Baca Juga: Hari Kesehatan Nasional, Grup MIND ID Konsisten Berantas Stunting Sampai ke Pelosok
Candra mengemukakan hasil kajian PPKE– Universitas Brawijaya bahwa konsumsi rokok orang tua balita, terutama ayah, bukan merupakan faktor utama penyebab terjadinya stunting di Indonesia. Hal ini karena variabel orang tua merokok hanya memiliki kontribusi sebesar 0,7% terhadap terjadinya stunting di Indonesia.

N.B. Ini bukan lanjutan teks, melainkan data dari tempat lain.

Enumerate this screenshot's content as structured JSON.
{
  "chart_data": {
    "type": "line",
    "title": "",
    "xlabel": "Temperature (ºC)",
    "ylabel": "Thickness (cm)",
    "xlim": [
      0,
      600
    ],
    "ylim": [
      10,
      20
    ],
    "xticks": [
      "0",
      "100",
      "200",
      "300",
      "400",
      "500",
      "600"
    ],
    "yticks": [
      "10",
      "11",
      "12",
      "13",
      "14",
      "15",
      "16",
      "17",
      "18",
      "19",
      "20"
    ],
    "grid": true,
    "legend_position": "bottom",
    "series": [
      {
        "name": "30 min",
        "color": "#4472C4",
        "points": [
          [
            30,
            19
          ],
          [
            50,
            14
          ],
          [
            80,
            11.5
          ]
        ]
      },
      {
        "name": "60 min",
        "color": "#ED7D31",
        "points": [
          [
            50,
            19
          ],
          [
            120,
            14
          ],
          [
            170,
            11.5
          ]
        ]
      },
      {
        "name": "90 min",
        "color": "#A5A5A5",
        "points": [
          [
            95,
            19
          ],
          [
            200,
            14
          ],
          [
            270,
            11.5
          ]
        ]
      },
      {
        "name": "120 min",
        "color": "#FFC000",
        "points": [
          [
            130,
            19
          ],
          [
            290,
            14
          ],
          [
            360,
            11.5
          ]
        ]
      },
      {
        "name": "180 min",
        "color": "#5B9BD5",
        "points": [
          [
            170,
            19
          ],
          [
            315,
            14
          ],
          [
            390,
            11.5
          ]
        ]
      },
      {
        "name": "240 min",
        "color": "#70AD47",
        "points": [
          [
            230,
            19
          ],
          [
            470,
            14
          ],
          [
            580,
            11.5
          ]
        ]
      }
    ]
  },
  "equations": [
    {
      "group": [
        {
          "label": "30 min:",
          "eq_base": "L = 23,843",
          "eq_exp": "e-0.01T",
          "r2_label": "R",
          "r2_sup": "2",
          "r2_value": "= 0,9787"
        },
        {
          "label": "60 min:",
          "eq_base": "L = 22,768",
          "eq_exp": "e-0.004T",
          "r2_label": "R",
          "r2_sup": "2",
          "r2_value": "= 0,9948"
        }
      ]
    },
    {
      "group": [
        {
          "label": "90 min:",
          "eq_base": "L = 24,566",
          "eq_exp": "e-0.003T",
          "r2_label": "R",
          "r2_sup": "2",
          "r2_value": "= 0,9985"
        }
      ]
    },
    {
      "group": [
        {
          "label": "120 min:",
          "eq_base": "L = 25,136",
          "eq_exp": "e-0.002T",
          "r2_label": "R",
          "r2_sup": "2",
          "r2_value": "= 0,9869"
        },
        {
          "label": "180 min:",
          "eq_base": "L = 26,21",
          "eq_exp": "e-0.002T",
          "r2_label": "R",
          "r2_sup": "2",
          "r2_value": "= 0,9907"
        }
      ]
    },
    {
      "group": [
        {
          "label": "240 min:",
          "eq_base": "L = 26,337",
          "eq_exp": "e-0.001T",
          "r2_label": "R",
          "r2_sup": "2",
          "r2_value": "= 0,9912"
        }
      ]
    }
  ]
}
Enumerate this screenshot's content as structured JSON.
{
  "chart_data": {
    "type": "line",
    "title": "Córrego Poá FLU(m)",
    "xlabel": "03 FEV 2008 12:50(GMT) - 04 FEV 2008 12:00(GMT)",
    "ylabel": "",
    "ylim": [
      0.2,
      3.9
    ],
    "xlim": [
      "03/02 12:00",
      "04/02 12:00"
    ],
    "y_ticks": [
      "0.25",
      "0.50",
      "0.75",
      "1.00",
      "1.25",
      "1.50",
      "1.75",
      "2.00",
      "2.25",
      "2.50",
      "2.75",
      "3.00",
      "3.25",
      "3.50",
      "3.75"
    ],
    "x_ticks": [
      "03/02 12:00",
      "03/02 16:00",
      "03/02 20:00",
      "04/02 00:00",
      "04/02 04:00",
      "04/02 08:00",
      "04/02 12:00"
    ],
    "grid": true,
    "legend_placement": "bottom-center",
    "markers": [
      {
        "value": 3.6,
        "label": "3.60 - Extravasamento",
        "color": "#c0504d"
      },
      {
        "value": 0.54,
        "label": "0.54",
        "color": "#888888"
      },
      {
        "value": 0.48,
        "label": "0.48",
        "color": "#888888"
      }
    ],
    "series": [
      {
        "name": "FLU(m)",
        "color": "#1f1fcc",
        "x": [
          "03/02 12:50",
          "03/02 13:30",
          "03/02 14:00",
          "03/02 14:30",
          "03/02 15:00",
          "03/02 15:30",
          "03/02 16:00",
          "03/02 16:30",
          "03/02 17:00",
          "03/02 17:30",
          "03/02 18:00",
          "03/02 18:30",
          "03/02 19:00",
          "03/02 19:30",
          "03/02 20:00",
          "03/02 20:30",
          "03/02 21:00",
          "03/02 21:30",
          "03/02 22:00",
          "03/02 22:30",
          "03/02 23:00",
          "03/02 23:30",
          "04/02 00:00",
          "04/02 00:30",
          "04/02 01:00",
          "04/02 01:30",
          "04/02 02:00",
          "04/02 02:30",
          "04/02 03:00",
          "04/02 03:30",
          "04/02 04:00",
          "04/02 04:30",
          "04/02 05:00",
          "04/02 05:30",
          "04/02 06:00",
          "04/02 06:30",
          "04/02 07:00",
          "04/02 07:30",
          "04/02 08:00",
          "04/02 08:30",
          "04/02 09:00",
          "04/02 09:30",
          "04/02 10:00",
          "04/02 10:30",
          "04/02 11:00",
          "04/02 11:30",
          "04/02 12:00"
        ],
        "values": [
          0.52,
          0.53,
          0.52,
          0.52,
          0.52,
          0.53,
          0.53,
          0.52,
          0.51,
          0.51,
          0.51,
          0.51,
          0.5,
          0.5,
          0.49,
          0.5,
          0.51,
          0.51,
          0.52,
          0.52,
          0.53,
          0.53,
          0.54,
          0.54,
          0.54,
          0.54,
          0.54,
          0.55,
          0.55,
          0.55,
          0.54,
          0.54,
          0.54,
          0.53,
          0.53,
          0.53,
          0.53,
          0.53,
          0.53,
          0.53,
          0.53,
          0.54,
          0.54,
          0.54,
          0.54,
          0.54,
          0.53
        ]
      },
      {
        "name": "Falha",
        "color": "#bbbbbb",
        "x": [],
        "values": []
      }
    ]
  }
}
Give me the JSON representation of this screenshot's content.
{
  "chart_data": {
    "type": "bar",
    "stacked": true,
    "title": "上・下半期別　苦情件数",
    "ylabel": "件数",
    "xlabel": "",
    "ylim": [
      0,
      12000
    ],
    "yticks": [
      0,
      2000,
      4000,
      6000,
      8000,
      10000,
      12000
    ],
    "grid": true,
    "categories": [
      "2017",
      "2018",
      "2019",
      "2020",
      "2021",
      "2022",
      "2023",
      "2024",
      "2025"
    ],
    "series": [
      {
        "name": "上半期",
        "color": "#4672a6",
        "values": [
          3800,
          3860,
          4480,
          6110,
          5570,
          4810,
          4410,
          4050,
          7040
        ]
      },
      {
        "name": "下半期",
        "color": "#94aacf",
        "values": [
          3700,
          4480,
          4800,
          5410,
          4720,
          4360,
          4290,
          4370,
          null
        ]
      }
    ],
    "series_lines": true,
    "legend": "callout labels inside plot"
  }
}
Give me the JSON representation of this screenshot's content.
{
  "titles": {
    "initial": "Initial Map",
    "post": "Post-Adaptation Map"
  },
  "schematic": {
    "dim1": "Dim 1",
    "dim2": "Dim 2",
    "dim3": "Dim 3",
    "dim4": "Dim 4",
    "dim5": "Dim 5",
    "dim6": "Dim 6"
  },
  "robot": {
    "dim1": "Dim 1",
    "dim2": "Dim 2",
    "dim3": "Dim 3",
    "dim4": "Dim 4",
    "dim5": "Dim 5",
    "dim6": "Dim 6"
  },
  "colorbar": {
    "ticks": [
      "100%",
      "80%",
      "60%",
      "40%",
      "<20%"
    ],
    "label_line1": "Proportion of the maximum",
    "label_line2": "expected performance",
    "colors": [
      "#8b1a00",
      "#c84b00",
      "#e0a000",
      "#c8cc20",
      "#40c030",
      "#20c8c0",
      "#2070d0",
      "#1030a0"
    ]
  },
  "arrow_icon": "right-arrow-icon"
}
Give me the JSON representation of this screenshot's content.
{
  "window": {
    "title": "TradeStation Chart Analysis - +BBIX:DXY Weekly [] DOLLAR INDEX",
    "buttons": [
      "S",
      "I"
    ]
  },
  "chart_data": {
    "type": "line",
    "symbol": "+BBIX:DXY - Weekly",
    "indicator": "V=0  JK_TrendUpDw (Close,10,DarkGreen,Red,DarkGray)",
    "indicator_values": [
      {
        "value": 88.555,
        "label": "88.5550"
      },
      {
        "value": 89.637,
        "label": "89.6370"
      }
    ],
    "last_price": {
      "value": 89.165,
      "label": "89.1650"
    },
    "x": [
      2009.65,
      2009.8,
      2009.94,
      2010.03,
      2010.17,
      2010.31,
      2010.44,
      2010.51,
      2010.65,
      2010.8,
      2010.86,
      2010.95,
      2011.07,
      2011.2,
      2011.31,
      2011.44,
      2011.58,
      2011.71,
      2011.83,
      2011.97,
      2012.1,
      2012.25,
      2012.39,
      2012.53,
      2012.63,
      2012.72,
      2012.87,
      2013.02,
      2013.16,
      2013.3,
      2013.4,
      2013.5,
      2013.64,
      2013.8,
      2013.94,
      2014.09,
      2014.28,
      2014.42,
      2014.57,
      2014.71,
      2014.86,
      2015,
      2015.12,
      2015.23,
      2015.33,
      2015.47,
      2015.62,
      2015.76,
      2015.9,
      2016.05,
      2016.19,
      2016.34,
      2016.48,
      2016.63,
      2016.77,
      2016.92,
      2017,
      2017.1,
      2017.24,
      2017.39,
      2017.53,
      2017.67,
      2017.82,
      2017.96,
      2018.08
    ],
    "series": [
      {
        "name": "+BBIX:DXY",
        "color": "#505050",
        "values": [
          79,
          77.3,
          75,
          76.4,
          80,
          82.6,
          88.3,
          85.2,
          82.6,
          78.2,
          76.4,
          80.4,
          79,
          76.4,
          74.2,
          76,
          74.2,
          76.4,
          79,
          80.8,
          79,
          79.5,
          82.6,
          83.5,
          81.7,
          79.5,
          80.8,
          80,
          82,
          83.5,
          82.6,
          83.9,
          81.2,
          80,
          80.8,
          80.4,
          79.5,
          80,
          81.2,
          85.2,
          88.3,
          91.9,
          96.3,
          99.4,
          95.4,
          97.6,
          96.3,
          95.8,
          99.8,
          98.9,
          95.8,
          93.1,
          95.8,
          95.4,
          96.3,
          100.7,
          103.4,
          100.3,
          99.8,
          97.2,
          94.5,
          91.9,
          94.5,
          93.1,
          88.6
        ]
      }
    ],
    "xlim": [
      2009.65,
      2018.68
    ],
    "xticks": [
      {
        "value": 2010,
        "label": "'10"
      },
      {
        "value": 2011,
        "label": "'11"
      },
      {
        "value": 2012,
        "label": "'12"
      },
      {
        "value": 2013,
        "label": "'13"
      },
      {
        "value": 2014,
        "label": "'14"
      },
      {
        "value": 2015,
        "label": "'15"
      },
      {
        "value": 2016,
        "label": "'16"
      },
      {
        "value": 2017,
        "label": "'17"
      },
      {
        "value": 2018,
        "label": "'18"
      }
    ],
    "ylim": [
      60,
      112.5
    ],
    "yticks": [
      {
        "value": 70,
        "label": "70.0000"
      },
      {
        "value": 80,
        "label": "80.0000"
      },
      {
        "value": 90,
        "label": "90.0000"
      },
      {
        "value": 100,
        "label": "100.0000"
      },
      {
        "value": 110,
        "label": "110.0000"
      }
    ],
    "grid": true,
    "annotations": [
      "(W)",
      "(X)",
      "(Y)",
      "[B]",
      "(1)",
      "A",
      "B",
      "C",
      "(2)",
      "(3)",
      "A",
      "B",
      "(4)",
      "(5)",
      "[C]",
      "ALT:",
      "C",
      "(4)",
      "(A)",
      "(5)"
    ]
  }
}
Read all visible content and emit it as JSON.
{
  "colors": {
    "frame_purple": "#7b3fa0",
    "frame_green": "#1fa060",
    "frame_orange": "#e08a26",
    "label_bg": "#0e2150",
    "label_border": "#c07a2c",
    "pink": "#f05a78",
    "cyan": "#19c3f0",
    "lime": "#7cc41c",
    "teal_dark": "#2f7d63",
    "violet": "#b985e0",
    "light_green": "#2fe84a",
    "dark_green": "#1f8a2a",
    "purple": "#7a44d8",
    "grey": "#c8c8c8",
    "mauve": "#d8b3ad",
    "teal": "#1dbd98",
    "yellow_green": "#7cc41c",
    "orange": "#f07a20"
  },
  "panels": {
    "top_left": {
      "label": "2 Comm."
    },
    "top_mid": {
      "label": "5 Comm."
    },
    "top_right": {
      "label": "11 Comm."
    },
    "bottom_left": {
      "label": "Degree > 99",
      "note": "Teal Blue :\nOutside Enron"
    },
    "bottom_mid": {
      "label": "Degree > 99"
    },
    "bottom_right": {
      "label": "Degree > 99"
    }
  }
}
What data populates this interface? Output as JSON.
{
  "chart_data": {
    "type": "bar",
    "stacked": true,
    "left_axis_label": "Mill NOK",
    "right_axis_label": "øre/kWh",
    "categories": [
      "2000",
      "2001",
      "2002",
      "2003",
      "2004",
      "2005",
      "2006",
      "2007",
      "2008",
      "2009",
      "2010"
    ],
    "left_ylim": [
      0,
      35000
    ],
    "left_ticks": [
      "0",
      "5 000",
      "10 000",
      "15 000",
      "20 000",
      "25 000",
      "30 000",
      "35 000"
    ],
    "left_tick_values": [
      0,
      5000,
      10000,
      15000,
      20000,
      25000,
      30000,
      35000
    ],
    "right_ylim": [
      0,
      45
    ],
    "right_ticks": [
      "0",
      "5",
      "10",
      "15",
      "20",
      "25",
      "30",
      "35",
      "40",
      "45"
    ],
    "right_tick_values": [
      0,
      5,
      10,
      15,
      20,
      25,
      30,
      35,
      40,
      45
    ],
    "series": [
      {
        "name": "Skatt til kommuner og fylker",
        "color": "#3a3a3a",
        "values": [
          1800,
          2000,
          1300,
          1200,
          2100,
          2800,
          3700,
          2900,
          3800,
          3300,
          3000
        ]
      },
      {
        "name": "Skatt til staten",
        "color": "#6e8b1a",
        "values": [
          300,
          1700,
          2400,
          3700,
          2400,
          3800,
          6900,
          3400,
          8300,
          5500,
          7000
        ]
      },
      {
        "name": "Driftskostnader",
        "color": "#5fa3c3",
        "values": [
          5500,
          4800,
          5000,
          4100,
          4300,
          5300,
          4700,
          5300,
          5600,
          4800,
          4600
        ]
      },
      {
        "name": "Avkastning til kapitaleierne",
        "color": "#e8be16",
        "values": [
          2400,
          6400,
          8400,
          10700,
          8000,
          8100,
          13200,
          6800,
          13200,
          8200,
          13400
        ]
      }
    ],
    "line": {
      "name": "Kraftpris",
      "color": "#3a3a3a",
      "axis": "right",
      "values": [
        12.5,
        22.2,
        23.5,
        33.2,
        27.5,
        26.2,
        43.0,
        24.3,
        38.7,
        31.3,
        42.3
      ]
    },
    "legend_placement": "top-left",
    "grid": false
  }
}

"Hasil kajian PPKE UB pada stunting menunjukkan bahwa variabel tinggi badan orang tua, pendidikan, pendapatan, dan lahir badan cukup bulan yang justru berpengaruh signifikan dalam menurunkan balita stunting," kata Candra dalam keterangan tertulisnya, Sabtu (18/11).
Ia mengungkapkan, hasil kajian tersebut berdasarkan dari riset yang telah dilakukan oleh PPKE Universitas Brawijaya berbasis data primer dengan melakukan survey pada ribuan responden di beberapa daerah, yakni NTT, Jawa Timur, Jawa Tengah, DKI Jakarta, Banten, dan Bali.
Ia berharap hasil penelitian tersebut dapat memberikan rekomendasi kebijakan pada pemerintah untuk percepatan dalam mengatasi problematika stunting yang berfokus pada faktor-faktor utama yang menyebabkan permasalahan stunting di Indonesia.
"Tak dimungkiri bahwa hasil penelitian tersebut cukup membuka pandangan baru terkait hubungan rokok terhadap terjadinya stunting di Indonesia," kata Candra.
Meski demikian, sejatinya hasil temuan dalam kajian tersebut selaras dengan Data Riskesdas (2018) yang menunjukkan bahwa stunting terjadi sebagian besar pada laki-laki di pedesaan dengan tingkat ekonomi terbawah.
Baca Juga: ID FOOD Salurkan Bantuan Sembako di Wilayah Indonesia Timur
Menurut Candra, stunting pada keluarga termiskin mengindikasikan keterbatasan akses terhadap gizi yang cukup. Di sisi lain, stunting pada keluarga menengah ke atas mengindikasikan bahwa terdapat faktor di luar kemiskinan yang menyebabkan stunting, seperti pola asuh yang tidak benar.
Selama ini, dia bilang upaya pemerintah dalam mengatasi permasalahan stunting diwujudkan melalui bantuan pemerintah berupa alokasi dana kesehatan yang nilainya sebesar 5% dari total belanja dengan alokasi anggaran kesehatan pada 2023 mencapai Rp 178,7 triliun, menurut data Kementerian Keuangan tahun 2023.
"Hasil penelitian PPKE – Universitas Brawijaya juga menunjukkan bahwa dukungan pembiayaan kesehatan yang dilakukan oleh pemerintah memiliki peran besar dalam penurunan stunting, di mana hasil penelitian ini menunjukkan bahwa belanja kesehatan melalui dana bagi hasil cukai hasil tembakau (DBHCHT) dan peningkatan anggaran kesehatan melalui Transfer Ke Daerah dan Dana Desa (TKDD) berdampak signifikan terhadap penurunan angka stunting di Indonesia," ujarnya.
Atas hasil kajian itu, PPKE Universitas Brawijaya memberikan rekomendasi, bahwa pemerintah perlu memperkuat kolaborasi program, kegiatan, serta pembiayaan dengan melibatkan masyarakat dan swasta.
Penguatan pembiayaan pemerintah terhadap kesehatan juga perlu perbaikan dari sisi penggunaan DBHCHT di tingkat Kabupaten/kota untuk dalam rangka akselerasi penurunan stunting.
Hal yang tak kalah penting adalah sosialisasi dan edukasi perilaku hidup sehat kepada masyarakat dapat dilakukan secara sinergis mulai dari pemerintah pusat, pemerintah provinsi, dan pemerintah kabupaten/kota dengan menyasar sampai dengan kelompok PKK, dasawisma, dan posyandu.
"Kebijakan ini juga diperluas pada jalur pendidikan mulai dari PAUD hingga pendidikan lanjut," ucap Candra.